Wide receiver Chris Godwin echoed that sentiment after practice.
“I’m always down with the game plan the coaches put in for us,” he said. “It’s up to me, it’s up to us as players to make the plays work.”
Godwin said the players had a bit of input themselves about the scheme for the upcoming TaxSlayer Bowl, but most things will stay the same. Rahne wants his players to come out fast and aggressive, and with a little “swagger.”
“He likes to talk to the players and see what we like, or what we aren’t feeling too well,” said Godwin. “He communicates with us a lot about what we want to do.”
“We’re basically running his offense, but with his flair on it,” said Godwin. “We’re excited about it.”
Quarterback Christian Hackenberg has been silent about whether he’ll leave Penn State for the NFL after this season or stay another year. He has heard back from the NFL Draft Advisory Board, but the results of their inspection of his chances at the next level remain undisclosed.
Hackenberg has already sat down with new offensive coordinator Joe Moorhead to watch a few hours of film, and said earlier in December that the concept of Moorhead’s spread offense is “exciting,” though he’s never personally run anything like it.
Whether he leaves or not, Rahne said he thinks Penn State’s quarterback for 2016 is already on the roster — as in,the staff isn’t really looking at transfer options.
“I would say that I know our entire staff, including Moorhead, is really excited about all the quarterbacks on our roster, and I think those guys can take us into the future,” he said. “Obviously Christian is still analyzing his decisions, and it’s a big decision between him and his family. He’s done a great job of keeping the focus on our team.”
A peek at Pook
Gregg Garrity Jr., a walk-on receiver, will be starting for Penn State on punt returns on Saturday.

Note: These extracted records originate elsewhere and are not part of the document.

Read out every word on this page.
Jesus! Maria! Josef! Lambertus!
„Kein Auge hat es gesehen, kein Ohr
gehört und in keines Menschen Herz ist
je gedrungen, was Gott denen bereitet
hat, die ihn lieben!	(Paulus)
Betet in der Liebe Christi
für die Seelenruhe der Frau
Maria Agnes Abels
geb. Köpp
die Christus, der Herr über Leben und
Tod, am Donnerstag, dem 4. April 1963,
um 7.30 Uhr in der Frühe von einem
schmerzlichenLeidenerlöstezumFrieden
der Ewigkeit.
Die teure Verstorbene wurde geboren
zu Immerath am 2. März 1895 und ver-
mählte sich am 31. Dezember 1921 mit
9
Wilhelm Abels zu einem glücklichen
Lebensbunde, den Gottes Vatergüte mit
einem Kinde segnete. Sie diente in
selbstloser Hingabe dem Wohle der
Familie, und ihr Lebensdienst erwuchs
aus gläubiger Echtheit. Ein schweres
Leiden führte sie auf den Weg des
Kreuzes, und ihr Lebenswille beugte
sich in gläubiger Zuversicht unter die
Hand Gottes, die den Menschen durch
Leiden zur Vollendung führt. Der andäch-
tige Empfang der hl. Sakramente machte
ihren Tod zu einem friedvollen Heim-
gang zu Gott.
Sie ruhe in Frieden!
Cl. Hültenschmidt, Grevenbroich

His father, Gregg Garrity, is of course known for making “The Catch” that was the ultimate game-sealing touchdown for Penn State’s Sugar Bowl national championship game against Georgia in 1983.
Garrity Jr., who goes by “Pook,” spoke to media about growing up in a Penn State household and in his father’s legacy.
“I’ve seen the Sports Illustrated covers obviously my whole life, I can’t even remember when I saw the catch for the first time,” he said. “I think ‘SportsCenter’ had it on a top-10 plays thing and I remember thinking, ‘Man, maybe I’ll be there someday.’ ”
Of course, the upcoming TaxSlayer Bowl is no national championship game, but Garrity just wants to make a positive contribution.
“That would be just unbelievable,” he said. “Just trying to make the biggest impact I can on special teams, hopefully it does work out and hopefully we get the win.”
Odds and ends
Penn State players traded jerseys with teammates for Thursday’s practice. Hackenberg wore Adam Breneman’s No. 81 while freshman running back Saquon Barkley sported No. 43, among other switches. ... Senior safety Jordan Lucas was present but not active or dressed out. It does not appear that he’ll play in Saturday’s game. ... Linebacker Nyeem Wartman-White, who tore his ACL in Penn State’s first game of the season, also traveled and was walking the sidelines with no boot, but with a large bag of ice strapped to his knee. ... Joey Julius took kickoffs while Tyler Davis had placekicking duties.